Mosca, 17 gennaio (Photo by KIRILL KUDRYAVTSEV/AFP via Getty Images)
All’inizio del lungo video pubblicato dalla FBK, la Fondazione per la lotta alla corruzione guidata da Alexei Navalny, appare una scritta in russo che si rivolge agli spettatori e li esorta a scendere in strada per manifestare «nel centro delle vostre città» sabato 23 gennaio alle 14:00: «Per molti anni, Navalny ha combattuto per i nostri diritti. Ora è il momento di combattere per lui», annuncia. Il video che accusa Putin del «più grande atto di corruzione al mondo» e denuncia i fondi illeciti con cui avrebbe costruito un enorme palazzo sul Mar Nero, è parte di un’inchiesta che è stata messa online dalla FBK tre giorni dopo l’arresto di Navalny, avvenuto domenica 17 gennaio all’aeroporto di Mosca. L’arresto era annunciato, ma il leader dell’opposizione russa ha scelto di tornare ugualmente in patria, dopo i mesi passati in Germania per riprendersi dal tentativo di avvelenamento dello scorso agosto. Ora è rinchiuso nel carcere di Matrosskaya Tishina, e non è l’unico della sua organizzazione a essere stato preso in custodia. Giovedì 21 gennaio, infatti, sono stati arrestati alcuni dei suoi collaboratori più fidati, tra cui la portavoce Kira Yarmysh, gli avvocati Lyubov Sobol e Vladlen Los e l’attivista Georgy Alburov. Putin è ora in una situazione difficile e lo scontro tra i due ha raggiunto la sua vetta più alta: abbiamo raccolto alcuni articoli per approfondire la situazione.

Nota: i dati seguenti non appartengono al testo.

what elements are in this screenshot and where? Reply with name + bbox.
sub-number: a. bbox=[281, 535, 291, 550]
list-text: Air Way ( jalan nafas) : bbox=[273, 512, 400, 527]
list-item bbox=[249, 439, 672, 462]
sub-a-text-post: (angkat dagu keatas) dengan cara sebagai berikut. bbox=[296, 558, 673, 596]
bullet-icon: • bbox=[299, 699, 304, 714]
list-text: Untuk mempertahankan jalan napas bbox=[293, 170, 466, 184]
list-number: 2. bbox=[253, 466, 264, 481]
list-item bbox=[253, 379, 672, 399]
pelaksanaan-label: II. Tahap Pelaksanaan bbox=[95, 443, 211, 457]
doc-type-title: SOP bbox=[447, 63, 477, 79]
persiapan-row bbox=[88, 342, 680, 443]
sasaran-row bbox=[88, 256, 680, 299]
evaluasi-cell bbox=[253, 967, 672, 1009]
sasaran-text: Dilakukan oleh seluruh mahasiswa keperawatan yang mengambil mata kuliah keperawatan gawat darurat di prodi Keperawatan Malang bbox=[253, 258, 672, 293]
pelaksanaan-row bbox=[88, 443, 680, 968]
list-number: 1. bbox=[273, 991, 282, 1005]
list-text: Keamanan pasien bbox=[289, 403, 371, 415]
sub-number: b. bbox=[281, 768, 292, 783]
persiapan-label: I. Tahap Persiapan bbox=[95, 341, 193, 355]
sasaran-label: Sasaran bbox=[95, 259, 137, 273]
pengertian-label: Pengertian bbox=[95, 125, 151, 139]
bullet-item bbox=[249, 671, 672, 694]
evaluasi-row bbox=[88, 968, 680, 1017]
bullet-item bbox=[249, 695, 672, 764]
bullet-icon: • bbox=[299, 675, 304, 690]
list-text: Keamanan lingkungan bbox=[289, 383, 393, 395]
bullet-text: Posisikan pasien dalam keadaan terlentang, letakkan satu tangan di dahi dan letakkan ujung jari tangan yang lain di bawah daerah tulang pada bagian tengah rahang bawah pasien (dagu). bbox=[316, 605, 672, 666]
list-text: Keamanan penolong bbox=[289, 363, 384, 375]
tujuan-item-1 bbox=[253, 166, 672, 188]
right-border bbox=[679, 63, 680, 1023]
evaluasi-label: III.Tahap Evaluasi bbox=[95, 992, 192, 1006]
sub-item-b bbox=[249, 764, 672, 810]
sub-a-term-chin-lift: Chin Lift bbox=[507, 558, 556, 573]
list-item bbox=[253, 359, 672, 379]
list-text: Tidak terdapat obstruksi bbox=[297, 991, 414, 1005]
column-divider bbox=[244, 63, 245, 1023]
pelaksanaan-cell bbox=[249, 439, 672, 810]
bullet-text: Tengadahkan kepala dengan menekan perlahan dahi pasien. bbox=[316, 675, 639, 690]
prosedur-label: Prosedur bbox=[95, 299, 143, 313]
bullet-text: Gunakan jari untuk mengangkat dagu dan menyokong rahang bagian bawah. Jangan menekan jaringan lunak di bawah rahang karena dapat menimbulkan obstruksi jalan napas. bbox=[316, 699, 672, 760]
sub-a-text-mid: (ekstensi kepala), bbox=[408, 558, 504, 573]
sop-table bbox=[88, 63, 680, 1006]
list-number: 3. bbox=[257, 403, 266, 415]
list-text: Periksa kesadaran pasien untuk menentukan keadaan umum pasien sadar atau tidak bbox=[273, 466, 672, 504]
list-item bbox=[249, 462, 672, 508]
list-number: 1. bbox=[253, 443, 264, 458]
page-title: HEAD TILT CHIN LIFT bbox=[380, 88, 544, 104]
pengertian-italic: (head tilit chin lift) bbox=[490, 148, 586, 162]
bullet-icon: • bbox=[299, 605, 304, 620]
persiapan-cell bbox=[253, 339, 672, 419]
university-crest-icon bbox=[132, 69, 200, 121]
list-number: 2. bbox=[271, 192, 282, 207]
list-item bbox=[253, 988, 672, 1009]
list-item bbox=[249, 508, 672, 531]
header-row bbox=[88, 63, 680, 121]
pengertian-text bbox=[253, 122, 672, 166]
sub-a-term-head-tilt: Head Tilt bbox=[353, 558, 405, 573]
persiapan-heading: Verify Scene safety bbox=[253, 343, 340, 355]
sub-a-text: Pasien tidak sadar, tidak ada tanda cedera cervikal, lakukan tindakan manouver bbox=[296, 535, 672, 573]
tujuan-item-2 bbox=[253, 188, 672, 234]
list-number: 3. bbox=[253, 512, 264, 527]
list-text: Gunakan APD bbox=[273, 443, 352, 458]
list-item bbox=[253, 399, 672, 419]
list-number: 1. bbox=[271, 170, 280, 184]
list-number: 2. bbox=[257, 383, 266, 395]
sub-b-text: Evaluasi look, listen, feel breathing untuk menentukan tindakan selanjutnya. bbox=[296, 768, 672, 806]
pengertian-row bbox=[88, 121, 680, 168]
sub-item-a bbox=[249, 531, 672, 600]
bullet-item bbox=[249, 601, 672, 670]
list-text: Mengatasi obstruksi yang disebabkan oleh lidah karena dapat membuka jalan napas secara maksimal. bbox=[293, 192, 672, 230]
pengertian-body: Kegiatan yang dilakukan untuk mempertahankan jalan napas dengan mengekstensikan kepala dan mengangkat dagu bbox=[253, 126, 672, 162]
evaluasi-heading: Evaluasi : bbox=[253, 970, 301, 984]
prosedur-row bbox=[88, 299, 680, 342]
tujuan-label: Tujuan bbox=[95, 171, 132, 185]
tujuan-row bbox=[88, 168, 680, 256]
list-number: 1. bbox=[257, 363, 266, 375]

In questo articolo, Politico riflette sull’ipocrisia di molti politici occidentali, che avrebbero usato il caso di Navalny solo come una scusa per presentarsi come i “campioni della democrazia”, nonostante continuino a ignorare o addirittura a permettere altri abusi di potere così vicini al loro governo. L’invettiva è in primo luogo contro l’America: secondo Politico, la violenta rivolta che ha scosso Washington a inizio gennaio, con gli attacchi di Capitol Hill, sarebbe l’apice dell’ipocrisia del governo americano, interessato alla difesa della democrazia soltanto per una questione di facciata.

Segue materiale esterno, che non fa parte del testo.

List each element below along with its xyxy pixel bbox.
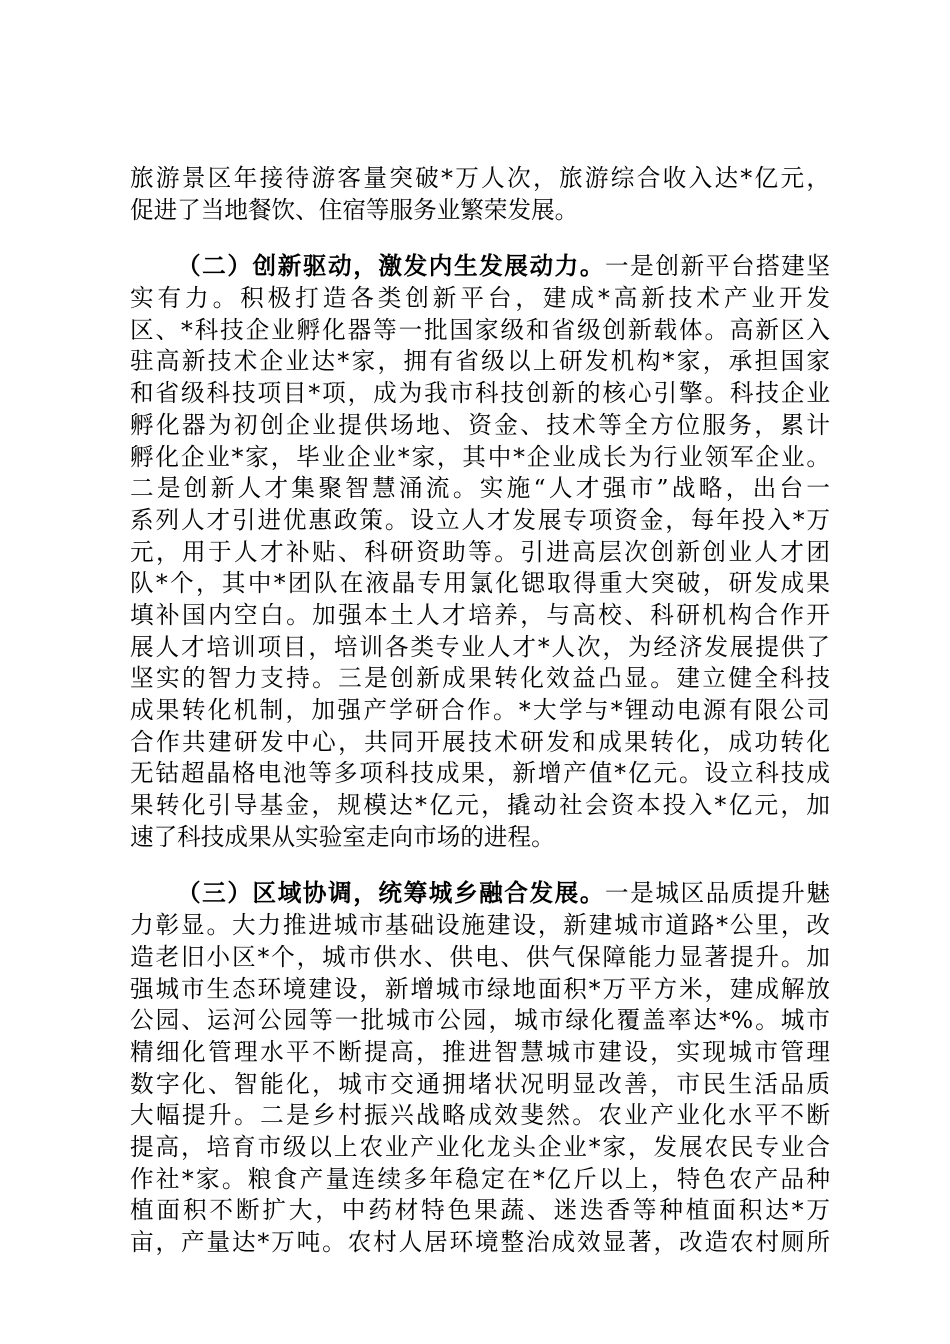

Masha Gessen ha celebrato l’intrepido ritorno di Alexey Navalny in Russia con un articolo che ripercorre le imprese di un uomo che viene presentato più o meno come un supereroe: «Il superpotere di Navalny è stata la sua capacità di mostrare alle persone ciò che avevano sempre saputo del regime di Putin, ma loro avevano la possibilità di fingere di allontanarsene. Lui ha mostrato la profondità della corruzione del regime. Ha dimostrato che la polizia segreta di Putin stava commettendo omicidi. Con il suo ritorno in Russia, ha mostrato la totale mancanza di immaginazione e incapacità del regime di pianificare in anticipo».

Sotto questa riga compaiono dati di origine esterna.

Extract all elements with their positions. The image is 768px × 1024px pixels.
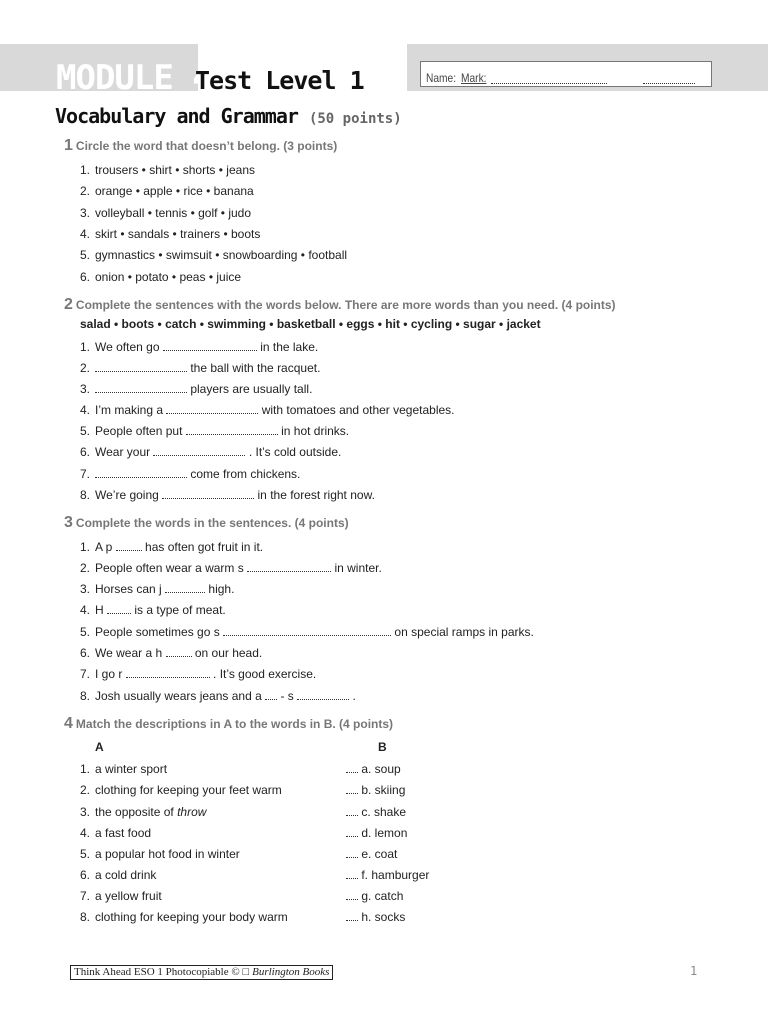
section-2-heading [64,296,616,314]
match-blank[interactable] [346,867,358,879]
list-item[interactable]: 1. trousers • shirt • shorts • jeans [80,163,255,177]
match-blank[interactable] [346,782,358,794]
match-item-a: 1. a winter sport [80,762,168,776]
list-item[interactable]: 6. onion • potato • peas • juice [80,270,242,284]
list-item: 6. Wear your . It’s cold outside. [80,445,342,459]
list-item: 6. We wear a h on our head. [80,646,263,660]
answer-blank[interactable] [116,539,142,551]
answer-blank[interactable] [153,444,245,456]
mark-field[interactable] [643,83,695,84]
list-item: 7. I go r . It’s good exercise. [80,667,317,681]
answer-blank[interactable] [95,466,187,478]
list-item: 3. players are usually tall. [80,382,313,396]
answer-blank[interactable] [166,645,192,657]
match-item-b: f. hamburger [346,867,429,883]
section-3-heading [64,514,349,532]
answer-blank[interactable] [166,402,258,414]
match-blank[interactable] [346,761,358,773]
column-a-header: A [95,740,104,754]
list-item[interactable]: 3. volleyball • tennis • golf • judo [80,206,252,220]
match-item-b: g. catch [346,888,403,904]
answer-blank[interactable] [186,423,278,435]
section-1-heading [64,137,337,155]
section-4-heading [64,715,393,733]
match-item-b: a. soup [346,761,401,777]
list-item: 4. I’m making a with tomatoes and other vegetables. [80,403,455,417]
match-item-b: e. coat [346,846,397,862]
list-item: 5. People often put in hot drinks. [80,424,350,438]
page-number: 1 [690,964,698,978]
answer-blank[interactable] [95,381,187,393]
heading-text: Vocabulary and Grammar [55,104,298,128]
match-item-a: 6. a cold drink [80,868,157,882]
copyright-text: Think Ahead ESO 1 Photocopiable © □ [74,966,250,978]
match-blank[interactable] [346,846,358,858]
word-bank: salad • boots • catch • swimming • basketball • eggs • hit • cycling • sugar • jacket [80,317,541,331]
heading-points: (50 points) [308,111,402,127]
match-item-b: d. lemon [346,825,407,841]
list-item: 8. We’re going in the forest right now. [80,488,375,502]
list-item: 2. the ball with the racquet. [80,361,321,375]
list-item: 1. A p has often got fruit in it. [80,540,264,554]
footer-copyright [70,965,333,980]
list-item: 3. Horses can j high. [80,582,235,596]
match-item-b: b. skiing [346,782,405,798]
section-instruction: Complete the words in the sentences. (4 points) [75,516,349,530]
publisher-name: Burlington Books [252,966,330,978]
section-number: 4 [64,715,73,732]
answer-blank[interactable] [247,560,331,572]
answer-blank[interactable] [95,360,187,372]
list-item[interactable]: 5. gymnastics • swimsuit • snowboarding • football [80,248,348,262]
column-b-header: B [378,740,387,754]
list-item: 2. People often wear a warm s in winter. [80,561,382,575]
match-item-a: 7. a yellow fruit [80,889,162,903]
page-heading [55,104,402,128]
match-blank[interactable] [346,909,358,921]
match-blank[interactable] [346,888,358,900]
answer-blank[interactable] [223,624,391,636]
list-item[interactable]: 4. skirt • sandals • trainers • boots [80,227,261,241]
answer-blank[interactable] [163,339,257,351]
section-number: 2 [64,296,73,313]
section-instruction: Circle the word that doesn’t belong. (3 points) [75,139,338,153]
answer-blank[interactable] [265,688,277,700]
list-item: 8. Josh usually wears jeans and a - s . [80,689,356,703]
answer-blank[interactable] [107,602,131,614]
mark-label: Mark: [461,71,487,85]
name-field[interactable] [491,83,607,84]
match-item-a: 4. a fast food [80,826,152,840]
section-number: 3 [64,514,73,531]
match-item-a: 3. the opposite of throw [80,805,207,819]
match-item-a: 2. clothing for keeping your feet warm [80,783,282,797]
match-item-b: c. shake [346,804,406,820]
match-blank[interactable] [346,825,358,837]
answer-blank[interactable] [165,581,205,593]
list-item: 1. We often go in the lake. [80,340,319,354]
answer-blank[interactable] [297,688,349,700]
module-title: MODULE 4 [56,58,212,98]
list-item: 7. come from chickens. [80,467,301,481]
test-level-title: Test Level 1 [195,66,364,95]
match-blank[interactable] [346,804,358,816]
match-item-a: 5. a popular hot food in winter [80,847,240,861]
list-item: 4. H is a type of meat. [80,603,226,617]
section-instruction: Match the descriptions in A to the words in B. (4 points) [75,717,394,731]
answer-blank[interactable] [162,487,254,499]
match-item-b: h. socks [346,909,405,925]
list-item: 5. People sometimes go s on special ramps in parks. [80,625,534,639]
section-number: 1 [64,137,73,154]
section-instruction: Complete the sentences with the words below. There are more words than you need. (4 points) [75,298,616,312]
name-label: Name: [426,71,457,85]
name-mark-box [420,61,712,87]
list-item[interactable]: 2. orange • apple • rice • banana [80,184,254,198]
match-item-a: 8. clothing for keeping your body warm [80,910,288,924]
answer-blank[interactable] [126,666,210,678]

Grazie al suo «straordinario coraggio» Navalny ha messo Putin in una posizione molto difficile, come rileva il New York Times. «La repressione è l’unica via che Putin conosce. Ma sta anche imparando che, nell’era dei social media, ogni arresto con un’accusa inventata non fa che ampliare il seguito di Navalny e amplifica le sue accuse di corruzione nei confronti di chi governa la Russia». Se Putin decide di imprigionarlo, avrà tra le mani un celebre prigioniero politico. Se lo libera, apparirà debole ai suoi luogotenenti e seguaci, e sarà costantemente assalito dall’opposizione guidata da Navalny.